Something old, something new, something borrowed, something blue.
I wrote your mom a letter. You said you didn’t mind if I told her goodbye. I feel badly about sending a letter but to talk to her would mean that I would have to answer questions that should be answered by you. Your sisters wanted to talk to me but I told them that couldn’t happen. If you are not completely honest with them about what happened then that’s between them and you. Your family will always be on your side and rightly so; and no matter what I would say, it would only be self-serving.
What would I say? I think it would depend on what they asked…but at the very least it would be the truth, not a half-truth. I’m not sure why you feel it is better to say that we mutually grew apart, let me be clear—there was no mutual. You made a decision for both of us. And now we have begun the divorce process. My friend, L said that it would be most intense because the date of the divorce would likely butt right up with the date of our anniversary. If I could get them to be the same date, I think it would be easier. At least then I would have a great answer to the question about the happiest and saddest days in my life.
I will be sad, I am sad. You were my love walking around outside my body, I’m just sorry that you didn’t realize that. I search my memories for times when you and I were happy and I find them. You told me that you didn’t want me to think that there were only bad times, that you had good times too. And I wonder why you didn’t draw on them to remind you of the love we shared. Was I that easy to dismiss? Was this marriage that disposable?

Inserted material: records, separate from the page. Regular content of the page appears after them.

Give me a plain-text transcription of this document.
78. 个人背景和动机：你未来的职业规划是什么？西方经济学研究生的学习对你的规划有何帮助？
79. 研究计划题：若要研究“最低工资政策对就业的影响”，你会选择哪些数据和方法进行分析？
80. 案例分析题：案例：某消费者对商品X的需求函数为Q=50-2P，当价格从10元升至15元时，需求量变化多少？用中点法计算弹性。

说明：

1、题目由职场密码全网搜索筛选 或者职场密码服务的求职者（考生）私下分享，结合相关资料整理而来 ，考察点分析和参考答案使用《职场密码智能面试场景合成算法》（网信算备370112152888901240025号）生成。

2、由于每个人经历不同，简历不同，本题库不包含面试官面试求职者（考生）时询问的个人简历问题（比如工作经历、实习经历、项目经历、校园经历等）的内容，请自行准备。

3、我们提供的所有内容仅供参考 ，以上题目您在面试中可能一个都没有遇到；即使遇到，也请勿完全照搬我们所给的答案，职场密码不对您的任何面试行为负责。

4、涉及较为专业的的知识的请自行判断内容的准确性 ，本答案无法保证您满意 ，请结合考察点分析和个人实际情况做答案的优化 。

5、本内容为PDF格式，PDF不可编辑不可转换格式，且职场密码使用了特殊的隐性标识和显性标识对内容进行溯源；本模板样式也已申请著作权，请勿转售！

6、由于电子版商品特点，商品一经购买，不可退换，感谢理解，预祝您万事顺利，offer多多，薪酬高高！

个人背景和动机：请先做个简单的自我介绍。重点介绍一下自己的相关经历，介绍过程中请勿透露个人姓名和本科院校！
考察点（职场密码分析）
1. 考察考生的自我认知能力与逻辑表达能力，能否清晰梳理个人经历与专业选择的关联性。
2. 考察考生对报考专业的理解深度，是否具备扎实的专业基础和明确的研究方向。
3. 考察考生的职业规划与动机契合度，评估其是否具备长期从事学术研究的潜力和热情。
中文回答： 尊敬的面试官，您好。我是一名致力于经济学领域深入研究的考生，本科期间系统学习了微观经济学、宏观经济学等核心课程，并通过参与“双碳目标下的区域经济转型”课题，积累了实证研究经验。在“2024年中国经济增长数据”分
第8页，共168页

One day I hope (selfishly) that you will look back and realize that I was a good wife to you, that I was a good friend to you, that I was good, period. I am still not sure about keeping my name. I’ve had it for ten years. I like it, it feels familiar to me and that familiarity brings comfort. For you familiarity brought restlessness and you sought something new.
I can’t help but think of the wedding poem and realize that the something blue comes at the end for a reason. This blog title is meant to honor the last connection you had with your father but it also is the color of my broken heart. As for the rest of the poem… my old life will become new because another woman borrowed my husband.
It’s not as catchy but you get the point.